Cultura organizacional, clave para el éxito de las empresas

Muchas empresas han optado por fortalecer la cultura organizacional como una forma de garantizar el bienestar del equipo de trabajo, impulsar el crecimiento, aumentar la productividad y apoyar cambios en la estrategia corporativa; es una pieza clave dentro de las compañías que permite que sus colaboradores desarrollen un sentido de identidad con la empresa, a través de formas de pensar, creencias y valores, incrementando así sus ventajas competitivas.

La cultura organizacional en una empresa es fundamental para el cumplimiento de objetivos. El desempeño de los trabajadores suele depender del entorno en el que se encuentren, ya que impacta no solo en los resultados directos y la eficiencia de una organización, sino también en el bienestar, la salud física y mental, el entusiasmo, el compromiso y la flexibilidad de sus colaboradores.

De esta manera y ante las circunstancias actuales, ahora más que nunca una empresa debe asegurar que sus creencias, hábitos, valores, actitudes y tradiciones sean compartidos por todo su personal, por ello, es de suma relevancia que la cultura organizacional esté claramente definida y alineada con la estrategia para obtener los resultados deseados y, sobre todo, que demuestre su propia existencia como un diferenciador y facilitador en tiempos de cambio.

En OCCMundial consideramos que para establecer una cultura organizacional exitosa, lo primero que se requiere es tener un liderazgo transformacional. Recordemos que el liderazgo dentro de las organizaciones ha tenido una presión adicional ante la crisis global y se transformó tras la implementación del home office, los esquemas híbridos y las medidas de seguridad en los centros de trabajo. De hecho, los líderes siempre han tenido que equilibrar las necesidades inmediatas con las estrategias y la visión a largo plazo, pero ahora esto se ha vuelto más necesario en la medida que las empresas se recuperan de la pandemia, por lo que no solo deben formular planes para el retorno laboral y ajustar los procesos para su recuperación económica, sino que deben analizar los impactos que esta situación tendrá a corto, mediano y largo plazo.

Este cambio en el liderazgo es necesario, primero para sacar a flote los negocios y cuidar el bienestar de los colaboradores y, segundo, para mantener una cultura organizacional armónica que evite que la situación actual, aunada a la incertidumbre generalizada, intoxique el ambiente laboral y haya fuga de talentos; por ello, el liderazgo debe ser transformacional, que responda a los retos, pero también que logre una contención psicológica y fomente la autonomía y resiliencia en los colaboradores.
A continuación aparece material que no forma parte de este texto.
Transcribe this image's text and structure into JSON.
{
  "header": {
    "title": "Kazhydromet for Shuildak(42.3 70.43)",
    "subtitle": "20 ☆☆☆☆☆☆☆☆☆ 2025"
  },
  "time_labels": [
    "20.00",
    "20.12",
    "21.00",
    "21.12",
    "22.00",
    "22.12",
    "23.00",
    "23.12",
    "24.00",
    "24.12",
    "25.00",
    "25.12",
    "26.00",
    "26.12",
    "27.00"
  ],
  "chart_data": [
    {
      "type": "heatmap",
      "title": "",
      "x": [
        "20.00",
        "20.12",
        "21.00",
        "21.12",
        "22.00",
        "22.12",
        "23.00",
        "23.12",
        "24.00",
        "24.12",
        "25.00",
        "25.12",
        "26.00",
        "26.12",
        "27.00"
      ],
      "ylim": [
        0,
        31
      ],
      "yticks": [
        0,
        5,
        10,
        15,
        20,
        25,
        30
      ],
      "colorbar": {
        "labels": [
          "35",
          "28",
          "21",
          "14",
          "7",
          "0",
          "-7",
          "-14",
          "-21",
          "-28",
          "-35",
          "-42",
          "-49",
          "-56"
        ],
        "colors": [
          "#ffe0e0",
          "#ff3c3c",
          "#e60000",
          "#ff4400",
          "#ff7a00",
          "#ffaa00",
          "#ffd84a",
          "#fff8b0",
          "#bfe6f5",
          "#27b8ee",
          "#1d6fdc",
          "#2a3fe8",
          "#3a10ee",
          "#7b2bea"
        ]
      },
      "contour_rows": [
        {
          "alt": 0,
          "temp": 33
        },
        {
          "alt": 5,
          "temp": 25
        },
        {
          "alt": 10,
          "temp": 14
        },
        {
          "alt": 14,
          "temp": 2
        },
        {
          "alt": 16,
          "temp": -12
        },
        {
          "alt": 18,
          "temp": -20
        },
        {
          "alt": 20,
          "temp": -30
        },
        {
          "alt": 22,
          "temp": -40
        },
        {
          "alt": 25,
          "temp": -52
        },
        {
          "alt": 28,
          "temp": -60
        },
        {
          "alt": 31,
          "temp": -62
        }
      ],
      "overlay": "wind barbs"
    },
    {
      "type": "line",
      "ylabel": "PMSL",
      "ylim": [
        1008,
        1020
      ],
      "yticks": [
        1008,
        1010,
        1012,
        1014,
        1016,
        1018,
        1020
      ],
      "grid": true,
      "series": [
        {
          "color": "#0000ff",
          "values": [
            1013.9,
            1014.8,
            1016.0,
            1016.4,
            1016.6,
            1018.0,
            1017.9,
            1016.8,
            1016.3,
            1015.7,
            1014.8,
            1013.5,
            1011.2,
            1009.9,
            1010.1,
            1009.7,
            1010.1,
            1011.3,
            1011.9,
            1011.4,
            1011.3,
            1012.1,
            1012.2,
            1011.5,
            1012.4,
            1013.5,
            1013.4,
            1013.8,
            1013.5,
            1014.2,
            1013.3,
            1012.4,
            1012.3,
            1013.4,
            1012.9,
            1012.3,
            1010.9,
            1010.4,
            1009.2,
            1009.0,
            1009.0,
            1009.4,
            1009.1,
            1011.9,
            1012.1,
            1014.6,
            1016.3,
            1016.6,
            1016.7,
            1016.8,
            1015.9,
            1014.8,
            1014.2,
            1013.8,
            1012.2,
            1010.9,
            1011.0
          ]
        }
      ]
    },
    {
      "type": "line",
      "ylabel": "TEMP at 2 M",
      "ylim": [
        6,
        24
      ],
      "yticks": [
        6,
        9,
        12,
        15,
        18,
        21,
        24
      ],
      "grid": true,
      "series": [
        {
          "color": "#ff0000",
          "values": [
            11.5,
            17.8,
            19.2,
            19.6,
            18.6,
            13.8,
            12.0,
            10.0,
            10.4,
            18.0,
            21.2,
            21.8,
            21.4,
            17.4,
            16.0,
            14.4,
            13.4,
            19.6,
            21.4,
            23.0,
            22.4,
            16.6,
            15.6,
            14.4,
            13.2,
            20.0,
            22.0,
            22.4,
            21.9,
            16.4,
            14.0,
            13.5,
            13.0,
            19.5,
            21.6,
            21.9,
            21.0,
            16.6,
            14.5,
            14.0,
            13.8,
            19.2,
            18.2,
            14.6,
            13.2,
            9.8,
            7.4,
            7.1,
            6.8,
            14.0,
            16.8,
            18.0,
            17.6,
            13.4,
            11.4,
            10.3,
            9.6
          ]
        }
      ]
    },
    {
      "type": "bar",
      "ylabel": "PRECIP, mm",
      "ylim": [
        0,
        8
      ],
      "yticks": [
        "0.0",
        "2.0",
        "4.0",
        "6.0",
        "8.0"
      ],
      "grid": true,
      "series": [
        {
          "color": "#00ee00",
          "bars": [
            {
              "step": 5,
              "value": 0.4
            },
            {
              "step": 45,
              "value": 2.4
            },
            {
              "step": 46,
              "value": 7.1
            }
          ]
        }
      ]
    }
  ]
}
Ahora, el liderazgo es una competencia que no es exclusiva de la alta dirección o del equipo gerencial, se debe de reforzar en los colaboradores, especialmente en el contexto actual. No importa el nivel que tenga cada uno, mientras tenga una visión de transformación, que tome decisiones acertadas para sí mismo y para su grupo de trabajo, inspirando al resto a alcanzar una meta en común a corto y largo plazo, lo que sin duda generará un ambiente de trabajo positivo.

A través de la correcta implementación de la cultura organizacional una empresa se vuelve más eficiente y, de esta forma, es mucho más fácil establecer objetivos, crear sistemas para respaldar esos objetivos y para actuar con transparencia, ya que se pueden alinear las actitudes individuales de cada colaborador para entender la visión, valores y objetivos de la organización de forma clara y, con ello, creer en el propósito de su misión, la cual, se transmite a través de diversos canales de comunicación que sean consistentes y que promuevan la retroalimentación constructiva.

* El autor: Sergio Porragas es Director de Operaciones (COO) de OCCMundial.